Word of the year in 2020 – the year of the pandemic

 In Grammar, Modern English

Last year we noted the rise of the use of certain words like ‘unprecedented’ because of the unique challenges of the pandemic. We weren’t the only ones. Oxford Languages (part of Oxford University Press) noted that ‘it became apparent that 2020 is not a year that could neatly be accommodated in one single “word of the year”’. So rather than report on one word of the year they reported on Words of an Unprecedented Year. Here are just a few of the words they selected.

Words Related to the Pandemic

As you can imagine many of us quickly became well versed in medical words that were previously on the peripheral of our lives. The Report spends a great deal outlining some of these words. They include:

Covid-19: a new word first reported by the World Health organisation on 11th February 2020. This word is an abbreviation of coronavirus diseases 2019.

Pandemic: is a disease which has spread widely across a nation, region or world (versus epidemic where a disease is limited to community).

Social distancing: this word arose in the mid-20th century but was rare in usage until March 2020 as governments introduced measures to curb the spread of the disease.

social distancing (noun). the action or practice of maintaining a certain physical distance from, or limiting physical contact with, another person or people (especially family and friends), especially in order to avoid catching or transmitting an infectious disease, or as one of a number of public health measures designed to inhibit its spread

Remote/Remotely: a word dating back to 15th century.

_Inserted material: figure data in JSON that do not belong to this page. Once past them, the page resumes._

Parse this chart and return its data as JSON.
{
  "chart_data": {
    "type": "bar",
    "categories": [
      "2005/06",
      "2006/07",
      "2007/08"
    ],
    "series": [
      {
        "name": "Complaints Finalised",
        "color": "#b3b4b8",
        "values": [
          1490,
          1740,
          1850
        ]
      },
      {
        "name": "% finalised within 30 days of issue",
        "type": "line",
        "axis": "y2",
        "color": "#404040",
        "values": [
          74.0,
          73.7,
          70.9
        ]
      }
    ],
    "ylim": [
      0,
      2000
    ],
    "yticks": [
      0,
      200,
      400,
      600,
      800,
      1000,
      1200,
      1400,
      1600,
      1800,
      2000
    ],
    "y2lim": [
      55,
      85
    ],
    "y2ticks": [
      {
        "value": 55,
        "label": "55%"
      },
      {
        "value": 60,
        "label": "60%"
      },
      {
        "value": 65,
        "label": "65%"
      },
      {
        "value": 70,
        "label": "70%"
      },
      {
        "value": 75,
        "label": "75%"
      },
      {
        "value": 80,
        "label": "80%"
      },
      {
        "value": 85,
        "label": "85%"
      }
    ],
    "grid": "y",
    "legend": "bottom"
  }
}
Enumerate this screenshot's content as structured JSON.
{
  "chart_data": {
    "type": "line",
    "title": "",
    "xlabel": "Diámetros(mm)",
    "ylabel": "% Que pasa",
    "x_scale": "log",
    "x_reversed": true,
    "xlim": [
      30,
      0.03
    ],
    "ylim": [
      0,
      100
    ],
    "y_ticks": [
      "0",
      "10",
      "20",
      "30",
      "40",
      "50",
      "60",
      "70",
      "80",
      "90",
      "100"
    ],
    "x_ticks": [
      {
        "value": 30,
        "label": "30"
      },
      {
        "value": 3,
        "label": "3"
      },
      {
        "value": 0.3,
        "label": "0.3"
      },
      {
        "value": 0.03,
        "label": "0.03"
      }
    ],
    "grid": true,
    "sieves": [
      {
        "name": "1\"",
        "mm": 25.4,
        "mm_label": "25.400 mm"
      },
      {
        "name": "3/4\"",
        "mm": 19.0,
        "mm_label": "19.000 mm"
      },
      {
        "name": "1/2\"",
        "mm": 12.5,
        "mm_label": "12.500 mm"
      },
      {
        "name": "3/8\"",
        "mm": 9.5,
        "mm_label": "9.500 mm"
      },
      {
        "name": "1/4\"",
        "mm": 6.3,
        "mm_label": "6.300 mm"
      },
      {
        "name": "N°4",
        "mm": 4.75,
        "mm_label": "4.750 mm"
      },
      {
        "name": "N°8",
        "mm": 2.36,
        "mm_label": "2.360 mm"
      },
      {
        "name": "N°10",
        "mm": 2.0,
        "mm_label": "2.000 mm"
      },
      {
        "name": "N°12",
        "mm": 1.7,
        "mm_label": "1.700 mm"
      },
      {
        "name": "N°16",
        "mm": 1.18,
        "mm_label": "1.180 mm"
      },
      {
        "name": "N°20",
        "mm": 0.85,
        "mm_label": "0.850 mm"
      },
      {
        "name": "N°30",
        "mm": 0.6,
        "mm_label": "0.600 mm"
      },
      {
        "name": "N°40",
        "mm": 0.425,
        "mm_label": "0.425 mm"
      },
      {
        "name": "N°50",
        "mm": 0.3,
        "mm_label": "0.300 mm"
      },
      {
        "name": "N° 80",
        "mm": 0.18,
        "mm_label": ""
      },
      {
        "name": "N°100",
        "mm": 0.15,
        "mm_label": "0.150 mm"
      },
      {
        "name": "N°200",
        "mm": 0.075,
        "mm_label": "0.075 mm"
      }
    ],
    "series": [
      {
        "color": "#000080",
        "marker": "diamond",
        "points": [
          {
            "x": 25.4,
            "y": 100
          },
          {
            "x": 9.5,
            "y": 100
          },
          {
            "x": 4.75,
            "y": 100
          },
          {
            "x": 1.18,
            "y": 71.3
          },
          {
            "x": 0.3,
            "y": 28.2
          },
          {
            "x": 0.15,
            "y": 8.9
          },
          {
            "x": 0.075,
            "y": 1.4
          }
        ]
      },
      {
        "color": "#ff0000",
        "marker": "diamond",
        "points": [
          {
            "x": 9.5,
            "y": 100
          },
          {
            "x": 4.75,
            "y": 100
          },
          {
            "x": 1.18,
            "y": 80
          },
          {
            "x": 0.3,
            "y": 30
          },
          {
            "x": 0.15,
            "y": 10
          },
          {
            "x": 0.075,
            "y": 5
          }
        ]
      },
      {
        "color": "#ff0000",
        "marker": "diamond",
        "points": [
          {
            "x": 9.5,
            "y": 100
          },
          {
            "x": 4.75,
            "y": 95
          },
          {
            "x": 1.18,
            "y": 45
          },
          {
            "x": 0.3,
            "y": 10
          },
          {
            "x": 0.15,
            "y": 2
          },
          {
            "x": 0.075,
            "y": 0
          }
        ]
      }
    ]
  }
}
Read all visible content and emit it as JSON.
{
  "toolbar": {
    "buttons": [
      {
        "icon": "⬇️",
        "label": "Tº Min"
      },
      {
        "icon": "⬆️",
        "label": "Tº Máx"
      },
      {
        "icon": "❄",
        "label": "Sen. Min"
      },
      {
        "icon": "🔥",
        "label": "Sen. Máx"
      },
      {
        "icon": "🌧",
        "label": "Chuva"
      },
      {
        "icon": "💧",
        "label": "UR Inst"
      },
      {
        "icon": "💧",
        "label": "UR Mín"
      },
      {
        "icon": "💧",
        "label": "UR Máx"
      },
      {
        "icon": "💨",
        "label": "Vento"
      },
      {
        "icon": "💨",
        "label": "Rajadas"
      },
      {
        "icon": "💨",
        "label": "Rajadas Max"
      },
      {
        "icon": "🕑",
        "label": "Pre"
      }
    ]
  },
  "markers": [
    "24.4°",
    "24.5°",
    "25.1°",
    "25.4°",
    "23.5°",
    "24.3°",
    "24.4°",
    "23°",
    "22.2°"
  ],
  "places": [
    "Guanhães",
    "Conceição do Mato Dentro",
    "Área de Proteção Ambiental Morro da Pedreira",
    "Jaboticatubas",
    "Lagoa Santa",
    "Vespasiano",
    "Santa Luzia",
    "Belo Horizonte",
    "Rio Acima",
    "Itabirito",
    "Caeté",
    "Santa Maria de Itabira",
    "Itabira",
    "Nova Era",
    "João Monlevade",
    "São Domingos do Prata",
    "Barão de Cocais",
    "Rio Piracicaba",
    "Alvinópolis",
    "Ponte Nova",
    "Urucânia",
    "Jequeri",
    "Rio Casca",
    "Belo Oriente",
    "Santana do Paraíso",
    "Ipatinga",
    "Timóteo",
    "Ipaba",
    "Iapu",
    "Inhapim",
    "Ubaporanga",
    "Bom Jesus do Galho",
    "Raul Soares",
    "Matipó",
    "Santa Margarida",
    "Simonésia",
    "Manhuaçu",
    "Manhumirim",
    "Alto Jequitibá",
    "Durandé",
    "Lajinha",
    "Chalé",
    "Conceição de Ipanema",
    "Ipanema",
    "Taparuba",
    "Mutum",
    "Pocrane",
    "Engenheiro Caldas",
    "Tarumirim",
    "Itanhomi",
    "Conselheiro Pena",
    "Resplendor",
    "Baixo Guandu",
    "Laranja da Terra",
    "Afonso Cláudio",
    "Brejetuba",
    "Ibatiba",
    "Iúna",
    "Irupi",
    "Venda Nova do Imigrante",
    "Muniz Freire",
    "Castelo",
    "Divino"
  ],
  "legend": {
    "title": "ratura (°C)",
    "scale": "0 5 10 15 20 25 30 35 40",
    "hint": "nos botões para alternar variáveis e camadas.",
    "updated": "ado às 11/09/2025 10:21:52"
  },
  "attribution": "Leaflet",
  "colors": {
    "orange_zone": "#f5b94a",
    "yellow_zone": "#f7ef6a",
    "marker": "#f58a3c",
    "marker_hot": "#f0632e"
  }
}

Previously used together with words like village (remote village) and control (remote control), it is now being used more with words like learning (remote learning), and working (remote working). Here at TALK we certainly saw an increase in our use of this word as we moved to online classes. You can find out more about that here.

Honorable mentions in this section

  • ‘Rona’: an informal word abbreviation of the word corona.
  • ‘BC’: a humorous reference to a time ‘before coronavirus’.
  • Unmute’: Previously a word that was rare has seen a 500% rise in use.

Words related to the Environment

Bushfire: this word rose in usage following the 2019/2020 Australian bushfires, the worst fires in Australia on record.

Anthropause: coined in June 2020 this words is comprised of the prefix ‘anthro-’ meaning ‘related to humans’ and the word ‘pause’. It refers to the global slowdown of human travel and movement within and between places resulting in refreshing natural consequences e.g. fish in the canals of Venice.

Words related to Social Media and Social Movements

Related to the rise in social tensions across the United States several words, already in usage before 2020 saw significant increase in use.

Black Lives Matter (BLM): frequency close to 130 per million tokens.

Systematic Racism: ‘from 2019 to 2020, the frequency per million tokens for systematic racism has increased by 1,623%’

Black Lives Matter (noun). a movement formed to campaign against systemic racism and violence against black people

Words Related to Politics

Early in January 2020 the two words that had the highest frequency per million tokens were ‘impeachment’ and ‘acquittal’. The former was highest in usage during the trial to impeach, now former President Donald Trump, while the latter increased in February at the end of the trial.

Later in the year as election preparation ramped up the word ‘mail-in’ and its other variations saw a 3000% increase in use

For more detail on all these words check out the report here.

Collins Dictionary

This publication went another route and named a single word of the year – ‘Lockdown’. In 2019 the word was used a recorded 4000 times. In 2020 its usage dramatically increased to more than a quarter million!

lockdown (noun): the imposition of stringent restrictions on travel, social interaction, and access to public spaces.

As you can see there were so many words that were important in 2020. As we approach the end of the first quarter of this we’re already wondering what words will mark 2021?